Ertem, belirli bir yere kadar
haksız sayılmaz. Enerji ve Tabii Kaynaklar Bakanlığı’nın yayınladığı 2010-2014
Stratejik Planı’nda “jeostratejik konumumuzu etkin kullanarak, enerji alanında
bölgesel işbirliği süreçleri çerçevesinde ülkemizi enerji koridoru ve terminali haline getirmek”[iii]
amacı mevcut. Fakat isimlendirmeden de anlaşılacağı üzere Türkiye “koridor ve
terminal” olmak istiyor, yani boru hatları güzergahı üzerinde bulunmayı ve
ucuza enerji ile vergi avantajı elde etmeyi hedefliyor.
Bunun ötesinde yer alan,
Avrupa'ya bizzat gaz taşımayı hedefleyen ve halen aktif olarak gündemde yer
alan tek proje ise Nabucco Batı. Yeterli arz kaynağı bulamadığı ve ekonomik
yeterli olmadığı için rafa kaldırılan Nabucco Klasik projesinin güncellenmiş
hali olan Nabucco Batı, Türkiye-Bulgaristan sınırından Avusturya'ya kadar olan
bir boru hattı projesi. Fakat Nabucco Batı'nın ana hedefi, Ertem'in zannettiği
gibi Balkanlar değil, Orta Avrupa'ya gazı satmak. Hatta tam tersine, şu anda
Nabucco Batı'nın tek rakibi olan TAP (Trans-Adriatic Pipeline), gazı İtalya'ya
getirdikten sonra Balkanları besleme hedefinde. Yani Balkanlar Türkiye'nin pek
de umurunda değil.
Bu projelere gazı sağlayacak olan
Ertem'in belirttiği gibi Azerbaycan'dan TANAP (Trans Anatolian Pipeline) ile
gelecek. Bu projenin şimdilik kapasitesi 16 bcm (milyar metreküp). 2017 yılında
hayata geçerse, 6 bcm'i Türkiye alacak, 10 bcm ise Nabucco Batı veya TAP
aracılığıyla Avrupa'ya gidecek. Bu bağlamda Ertem, TANAP konusunda “Naziler...”

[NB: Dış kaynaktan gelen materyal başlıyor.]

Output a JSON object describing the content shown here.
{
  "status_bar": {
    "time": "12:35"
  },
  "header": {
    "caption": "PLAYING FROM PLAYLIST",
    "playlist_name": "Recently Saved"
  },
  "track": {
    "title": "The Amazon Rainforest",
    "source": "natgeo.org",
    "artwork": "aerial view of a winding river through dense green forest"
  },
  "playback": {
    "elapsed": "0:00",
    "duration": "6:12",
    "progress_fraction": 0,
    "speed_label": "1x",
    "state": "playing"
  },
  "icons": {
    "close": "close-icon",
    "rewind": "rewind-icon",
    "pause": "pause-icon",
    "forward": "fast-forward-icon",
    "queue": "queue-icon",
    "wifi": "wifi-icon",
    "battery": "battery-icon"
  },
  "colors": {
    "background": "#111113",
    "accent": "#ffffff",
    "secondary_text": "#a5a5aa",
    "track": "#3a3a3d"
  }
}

yazısında iki fahiş hata yapıyor. Birincisi “Azeri gazını doğrudan Avrupa'nın
içlerine götürecek TANAP” diyor, fakat TANAP, Türkiye-Bulgaristan sınırında
sona erecek. İkincisi, “TANAP üzerinden yıllık ekstra 6 bcm gaz ile birlikte
gelecek gelecekte Rusya ve İran'a bağımlı olmaktan kurtulacak” bir Türkiye'den
bahsediyor ki, 2020 itibariyle bu gaz, tabir-i caizse Türkiye'nin dişinin
kovuğuna yetmez. 2012'de 45-47 bcm bandında doğal gaz tüketen Türkiye'nin 2020
talebi en iyimser tahminle 50-60 bcm olacak. Rusya'ya %50'den fazla bağımlı
olan ve kendi gazını o tarihe kadar üretemeyecek olan (evet, kaya gazı
potansiyeli var ama o tarihe kadar kayda değer olması pek mümkün değil) bir
ülkenin, 6 bcm talep artışını bile karşılayamıyorken, “bağımlılığı bitirecek”
iddiası abesle iştigal.
Gelelim Ertem'in enerji
konusundaki son yazısı “Londra ve Moskova (neden) direniyor”a[iv]…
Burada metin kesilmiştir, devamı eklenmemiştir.